Гнев Джеффри все-таки перелился через край плотины, которую он поспешно возвел. Вот почему она принесла эти бумаги ему: просто убедилась в собственном бессилии и пришла за помощью.

Мысль, которую он всеми силами старался подавить, предстала перед ним во всей своей неприглядности. Лилиан обманывала его с первой встречи. Он-то думал, что его хотят заманить в брачную ловушку, а на самом деле она обыскивала его библиотеку. Он вспомнил, как она старательно избегала его в первые дни, и теперь, когда узнал, что ее интересовало, такое поведение стало понятным.

Вероятно, она узнала от кого-то из слуг о его привычке совершать утренние верховые прогулки и подстроила их встречу. Проклятье. А он попался на крючок как глупый мальчишка. И еще радовался, что эта женщина так отличается от других. А она все это время им спокойно манипулировала. Боль в груди стала невыносимой, но Джеффри не подал виду. Нет, он не станет думать о масштабах ее предательства сейчас: время терпит.

Внешнее спокойствие далось ему нелегко. Но пока суд да дело, необходимо сконцентрироваться на насущных проблемах. Шифр Цезаря. Сдвиг. Что ему об этом известно? Кажется, там должен быть ключ. Да, чтобы послание было труднее расшифровать, стороны часто договаривались о ключевом слове. Они начинали алфавит с этого слова, пропуская уже использованные буквы, пока не заканчивался ключ. Потом оставалось только заполнить остальное. Не имея ключа, расшифровать послание практически невозможно. Да, сам шифр несложный, если кто-то знает ключевое слово, но проблема в том, что оба человека, которые могли его знать, уже четырнадцать лет как мертвы.

Джеффри посмотрел на третью стопку писем – от отца Лилиан.

– Ты сказала, что нашла их здесь, в Сомертон-Парке? Где именно?

Отец всегда был немного рассеянным и забывчивым, так что вполне мог положить письма в такое место, которое напоминало бы ему о ключе.

Лилиан вся как-то съежилась, плечи ее поникли, голова опустилась на грудь, глаза устремились в темноту.

– Среди вещей твоего отца в семейном крыле дома.

– Как, черт возьми, ты туда попала?

Осознание было как удар в солнечное сплетение. Она воспользовалась потайным ходом. Он сам дал ей ключ! Хотел защитить ее репутацию! Не зря говорят: «Ума нет – считай, калека». Джеффри почувствовал, как к горлу подступила тошнота. Все было ложью. Каждый поцелуй. Каждый нежный взгляд. Каждое прикосновение.

У него голова пошла кругом, когда вспомнил, что чувствовал всего несколько минут назад, когда она отдалась ему. Тогда его сердце пело от счастья. И что оказалось? Она его просто использовала и все время лгала – когда признавалась в любви, когда рыдала у него на груди.
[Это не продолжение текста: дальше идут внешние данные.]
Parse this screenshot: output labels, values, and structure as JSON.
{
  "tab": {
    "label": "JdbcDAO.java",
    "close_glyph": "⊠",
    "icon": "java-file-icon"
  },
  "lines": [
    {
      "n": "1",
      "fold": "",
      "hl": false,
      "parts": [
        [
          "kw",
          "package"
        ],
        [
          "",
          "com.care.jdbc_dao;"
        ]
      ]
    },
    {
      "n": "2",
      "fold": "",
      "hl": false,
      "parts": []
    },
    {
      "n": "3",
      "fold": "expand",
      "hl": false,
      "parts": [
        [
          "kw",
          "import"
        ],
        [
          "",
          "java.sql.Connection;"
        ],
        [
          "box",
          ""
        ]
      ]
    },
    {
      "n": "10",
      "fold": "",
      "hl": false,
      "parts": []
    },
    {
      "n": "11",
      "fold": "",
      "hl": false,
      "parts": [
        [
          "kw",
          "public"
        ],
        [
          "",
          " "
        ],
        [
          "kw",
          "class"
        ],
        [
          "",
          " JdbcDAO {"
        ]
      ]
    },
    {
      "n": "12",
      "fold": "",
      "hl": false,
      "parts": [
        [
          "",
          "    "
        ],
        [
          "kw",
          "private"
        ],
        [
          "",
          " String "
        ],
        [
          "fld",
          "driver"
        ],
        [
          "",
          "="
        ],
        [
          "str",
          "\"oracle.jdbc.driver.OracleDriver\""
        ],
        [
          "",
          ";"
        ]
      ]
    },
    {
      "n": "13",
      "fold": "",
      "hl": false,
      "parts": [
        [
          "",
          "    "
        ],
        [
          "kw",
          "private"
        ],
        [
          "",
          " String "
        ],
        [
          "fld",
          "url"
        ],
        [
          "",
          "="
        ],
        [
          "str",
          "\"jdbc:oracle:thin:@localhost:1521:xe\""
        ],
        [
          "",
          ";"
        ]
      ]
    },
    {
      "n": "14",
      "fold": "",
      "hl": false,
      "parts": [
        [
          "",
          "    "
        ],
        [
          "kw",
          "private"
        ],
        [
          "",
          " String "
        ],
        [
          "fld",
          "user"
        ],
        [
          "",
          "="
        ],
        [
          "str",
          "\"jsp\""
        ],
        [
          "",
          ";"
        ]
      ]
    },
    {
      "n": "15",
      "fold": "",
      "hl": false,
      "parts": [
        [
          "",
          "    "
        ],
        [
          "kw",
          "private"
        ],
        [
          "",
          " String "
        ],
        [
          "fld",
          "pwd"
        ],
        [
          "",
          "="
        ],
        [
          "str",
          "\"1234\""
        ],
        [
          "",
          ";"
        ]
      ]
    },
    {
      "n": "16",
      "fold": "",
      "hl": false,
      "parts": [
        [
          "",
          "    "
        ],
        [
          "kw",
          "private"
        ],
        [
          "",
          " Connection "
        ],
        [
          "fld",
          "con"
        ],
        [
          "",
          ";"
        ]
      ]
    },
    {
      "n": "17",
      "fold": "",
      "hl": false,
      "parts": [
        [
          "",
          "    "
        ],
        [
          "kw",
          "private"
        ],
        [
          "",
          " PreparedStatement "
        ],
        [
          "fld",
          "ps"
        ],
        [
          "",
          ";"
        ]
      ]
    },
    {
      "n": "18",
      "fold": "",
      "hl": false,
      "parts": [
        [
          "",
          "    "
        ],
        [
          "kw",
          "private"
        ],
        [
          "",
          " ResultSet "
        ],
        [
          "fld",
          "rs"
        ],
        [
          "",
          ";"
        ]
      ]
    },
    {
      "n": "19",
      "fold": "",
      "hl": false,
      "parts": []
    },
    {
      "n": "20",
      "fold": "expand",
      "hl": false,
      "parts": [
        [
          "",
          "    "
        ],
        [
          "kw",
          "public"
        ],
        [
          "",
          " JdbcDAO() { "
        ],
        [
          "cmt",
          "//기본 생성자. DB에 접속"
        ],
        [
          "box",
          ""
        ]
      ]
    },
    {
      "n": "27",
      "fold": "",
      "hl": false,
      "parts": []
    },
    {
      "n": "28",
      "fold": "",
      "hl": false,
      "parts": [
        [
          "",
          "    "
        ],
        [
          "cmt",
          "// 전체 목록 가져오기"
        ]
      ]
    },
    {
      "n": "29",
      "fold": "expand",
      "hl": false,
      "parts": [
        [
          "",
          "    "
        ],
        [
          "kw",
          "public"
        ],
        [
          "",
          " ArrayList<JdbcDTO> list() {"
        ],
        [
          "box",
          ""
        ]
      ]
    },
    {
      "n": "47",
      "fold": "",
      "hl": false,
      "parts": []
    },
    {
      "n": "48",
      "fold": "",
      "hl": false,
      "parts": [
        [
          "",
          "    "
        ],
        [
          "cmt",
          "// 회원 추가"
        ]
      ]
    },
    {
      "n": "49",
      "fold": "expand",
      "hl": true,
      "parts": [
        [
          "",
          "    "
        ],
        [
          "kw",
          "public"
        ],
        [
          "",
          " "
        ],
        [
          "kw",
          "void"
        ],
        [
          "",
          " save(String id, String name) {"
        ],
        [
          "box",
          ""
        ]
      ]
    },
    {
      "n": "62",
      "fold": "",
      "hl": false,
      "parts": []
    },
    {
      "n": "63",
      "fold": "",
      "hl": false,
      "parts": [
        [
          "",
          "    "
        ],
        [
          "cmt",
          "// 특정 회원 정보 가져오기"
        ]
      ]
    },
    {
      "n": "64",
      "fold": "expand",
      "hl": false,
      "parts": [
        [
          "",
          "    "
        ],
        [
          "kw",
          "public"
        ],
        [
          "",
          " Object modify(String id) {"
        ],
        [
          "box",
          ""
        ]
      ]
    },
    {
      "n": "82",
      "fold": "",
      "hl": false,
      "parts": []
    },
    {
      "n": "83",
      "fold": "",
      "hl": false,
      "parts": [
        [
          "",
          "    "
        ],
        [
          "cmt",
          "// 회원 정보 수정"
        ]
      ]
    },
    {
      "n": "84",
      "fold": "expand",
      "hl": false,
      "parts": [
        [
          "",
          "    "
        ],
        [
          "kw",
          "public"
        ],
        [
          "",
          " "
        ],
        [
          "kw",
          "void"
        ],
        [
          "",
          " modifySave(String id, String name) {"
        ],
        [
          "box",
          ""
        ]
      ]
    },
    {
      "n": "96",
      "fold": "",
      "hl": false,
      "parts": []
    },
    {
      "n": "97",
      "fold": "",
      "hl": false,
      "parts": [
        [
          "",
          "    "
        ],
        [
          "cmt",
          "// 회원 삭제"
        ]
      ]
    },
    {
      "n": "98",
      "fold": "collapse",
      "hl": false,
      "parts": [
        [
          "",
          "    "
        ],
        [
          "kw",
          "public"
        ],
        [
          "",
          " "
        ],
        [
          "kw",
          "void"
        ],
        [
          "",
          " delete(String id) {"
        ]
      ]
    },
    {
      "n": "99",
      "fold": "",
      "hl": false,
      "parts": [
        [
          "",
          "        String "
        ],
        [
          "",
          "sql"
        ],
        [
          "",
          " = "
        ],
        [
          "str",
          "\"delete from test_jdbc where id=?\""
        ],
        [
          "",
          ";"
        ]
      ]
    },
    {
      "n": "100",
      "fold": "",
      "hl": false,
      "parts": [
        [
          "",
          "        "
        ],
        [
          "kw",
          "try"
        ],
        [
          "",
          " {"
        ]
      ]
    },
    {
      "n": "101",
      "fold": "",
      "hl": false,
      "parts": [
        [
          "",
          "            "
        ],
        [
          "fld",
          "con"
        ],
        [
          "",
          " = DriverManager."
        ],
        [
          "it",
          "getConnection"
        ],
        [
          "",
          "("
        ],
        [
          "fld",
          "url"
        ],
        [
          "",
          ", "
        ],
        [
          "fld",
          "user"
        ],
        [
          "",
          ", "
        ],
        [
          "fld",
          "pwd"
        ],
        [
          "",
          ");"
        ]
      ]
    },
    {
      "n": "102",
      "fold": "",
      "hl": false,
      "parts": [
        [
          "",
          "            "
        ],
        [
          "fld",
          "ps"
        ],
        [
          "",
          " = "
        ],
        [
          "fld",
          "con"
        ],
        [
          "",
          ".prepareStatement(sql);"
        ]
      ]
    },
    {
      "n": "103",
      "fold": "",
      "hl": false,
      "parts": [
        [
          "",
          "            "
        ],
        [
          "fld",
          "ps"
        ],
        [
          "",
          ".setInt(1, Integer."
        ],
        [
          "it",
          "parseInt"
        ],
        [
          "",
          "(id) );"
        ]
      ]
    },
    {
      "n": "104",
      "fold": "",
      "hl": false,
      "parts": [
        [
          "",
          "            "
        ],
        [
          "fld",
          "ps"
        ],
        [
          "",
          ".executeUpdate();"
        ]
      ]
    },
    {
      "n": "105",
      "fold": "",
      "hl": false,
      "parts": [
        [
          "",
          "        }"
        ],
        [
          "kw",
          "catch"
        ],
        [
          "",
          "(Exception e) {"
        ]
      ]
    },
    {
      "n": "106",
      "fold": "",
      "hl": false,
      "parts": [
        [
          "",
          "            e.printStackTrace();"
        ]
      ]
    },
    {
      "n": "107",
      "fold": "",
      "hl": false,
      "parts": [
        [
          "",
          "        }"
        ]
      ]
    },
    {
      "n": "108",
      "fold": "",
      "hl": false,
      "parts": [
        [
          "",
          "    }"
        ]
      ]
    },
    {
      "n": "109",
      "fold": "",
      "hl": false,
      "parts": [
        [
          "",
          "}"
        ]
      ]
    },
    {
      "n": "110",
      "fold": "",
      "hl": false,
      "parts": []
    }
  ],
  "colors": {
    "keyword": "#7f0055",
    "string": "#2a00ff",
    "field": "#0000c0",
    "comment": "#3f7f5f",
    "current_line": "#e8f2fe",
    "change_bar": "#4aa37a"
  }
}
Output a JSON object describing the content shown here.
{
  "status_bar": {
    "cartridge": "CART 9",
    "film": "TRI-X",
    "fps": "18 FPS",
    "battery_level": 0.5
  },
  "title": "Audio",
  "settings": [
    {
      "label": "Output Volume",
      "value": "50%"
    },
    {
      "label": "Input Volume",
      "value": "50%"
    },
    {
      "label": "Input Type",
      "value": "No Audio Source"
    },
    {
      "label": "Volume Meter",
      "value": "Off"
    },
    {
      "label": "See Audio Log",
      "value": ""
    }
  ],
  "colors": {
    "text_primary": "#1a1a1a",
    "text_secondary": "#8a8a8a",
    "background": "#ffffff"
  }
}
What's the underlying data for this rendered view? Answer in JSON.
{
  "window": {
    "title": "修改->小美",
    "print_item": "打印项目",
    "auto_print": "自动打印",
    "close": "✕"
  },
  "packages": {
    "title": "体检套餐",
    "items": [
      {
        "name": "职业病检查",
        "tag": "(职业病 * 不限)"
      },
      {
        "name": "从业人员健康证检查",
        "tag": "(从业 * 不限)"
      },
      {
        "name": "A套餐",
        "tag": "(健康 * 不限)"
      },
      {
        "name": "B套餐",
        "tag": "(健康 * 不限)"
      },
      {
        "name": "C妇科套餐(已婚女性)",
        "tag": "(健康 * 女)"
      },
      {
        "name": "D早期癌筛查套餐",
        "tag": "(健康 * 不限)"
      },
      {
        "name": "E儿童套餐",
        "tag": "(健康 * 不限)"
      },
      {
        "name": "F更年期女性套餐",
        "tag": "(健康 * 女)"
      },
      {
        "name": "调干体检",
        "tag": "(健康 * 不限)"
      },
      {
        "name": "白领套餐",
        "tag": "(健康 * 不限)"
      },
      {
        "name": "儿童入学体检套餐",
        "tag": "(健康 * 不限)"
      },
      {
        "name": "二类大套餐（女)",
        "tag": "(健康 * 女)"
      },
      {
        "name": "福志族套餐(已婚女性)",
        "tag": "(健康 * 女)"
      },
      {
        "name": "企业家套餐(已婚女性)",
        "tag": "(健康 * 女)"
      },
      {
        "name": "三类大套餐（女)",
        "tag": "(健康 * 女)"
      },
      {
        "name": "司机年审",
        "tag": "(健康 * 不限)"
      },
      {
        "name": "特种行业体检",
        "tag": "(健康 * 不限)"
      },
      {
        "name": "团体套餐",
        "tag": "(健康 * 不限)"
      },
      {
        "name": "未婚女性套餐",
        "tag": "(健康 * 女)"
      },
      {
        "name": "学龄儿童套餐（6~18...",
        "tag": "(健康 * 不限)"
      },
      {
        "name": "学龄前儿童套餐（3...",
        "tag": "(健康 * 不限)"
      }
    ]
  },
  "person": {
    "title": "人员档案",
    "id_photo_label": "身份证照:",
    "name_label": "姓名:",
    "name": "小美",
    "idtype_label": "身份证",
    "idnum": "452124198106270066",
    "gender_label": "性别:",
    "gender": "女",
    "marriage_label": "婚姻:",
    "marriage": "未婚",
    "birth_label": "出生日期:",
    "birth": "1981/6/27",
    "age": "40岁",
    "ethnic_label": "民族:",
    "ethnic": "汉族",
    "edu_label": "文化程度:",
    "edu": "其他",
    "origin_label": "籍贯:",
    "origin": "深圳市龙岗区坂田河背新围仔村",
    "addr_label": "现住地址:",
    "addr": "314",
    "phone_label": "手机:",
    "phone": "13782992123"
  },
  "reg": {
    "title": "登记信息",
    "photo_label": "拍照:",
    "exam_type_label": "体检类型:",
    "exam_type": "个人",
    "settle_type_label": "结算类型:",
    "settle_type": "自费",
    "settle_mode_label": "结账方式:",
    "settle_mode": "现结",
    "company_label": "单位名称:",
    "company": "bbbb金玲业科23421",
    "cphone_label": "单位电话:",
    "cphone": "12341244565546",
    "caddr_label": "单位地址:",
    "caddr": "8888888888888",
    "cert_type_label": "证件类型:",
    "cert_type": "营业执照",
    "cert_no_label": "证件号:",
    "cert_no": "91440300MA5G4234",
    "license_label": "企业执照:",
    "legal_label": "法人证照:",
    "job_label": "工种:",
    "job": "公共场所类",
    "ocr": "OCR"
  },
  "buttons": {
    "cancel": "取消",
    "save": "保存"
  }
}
Все это были уловки.

Ему хотелось швырнуть обвинение ей в лицо, но он сдержался: сначала надо получить от нее всю необходимую информацию.

– Где конкретно? – Джеффри справился с эмоциями и обрадовался, что его голос звучит спокойно. – Шкаф, стол, полка… Где?

Лилиан покачала головой.

– Нет, они были в книге, из которой сделали тайник.

– Как называлась книга?

Брови Лилиан сошлись на переносице. Вокруг рта образовались глубокие складки.

– Это была биография Марка Антония. А какая разница?

Джеффри постарался, чтобы его лицо ничего не выражало. Его отец всегда интересовался историей, античностью, особенно Египтом – это и привело к доскональному изучению личности Марка Антония. Сам же он никогда не уделял особого внимания римскому генералу, которого втайне считал слабаком, поскольку тот позволил женщине разрушить его жизнь.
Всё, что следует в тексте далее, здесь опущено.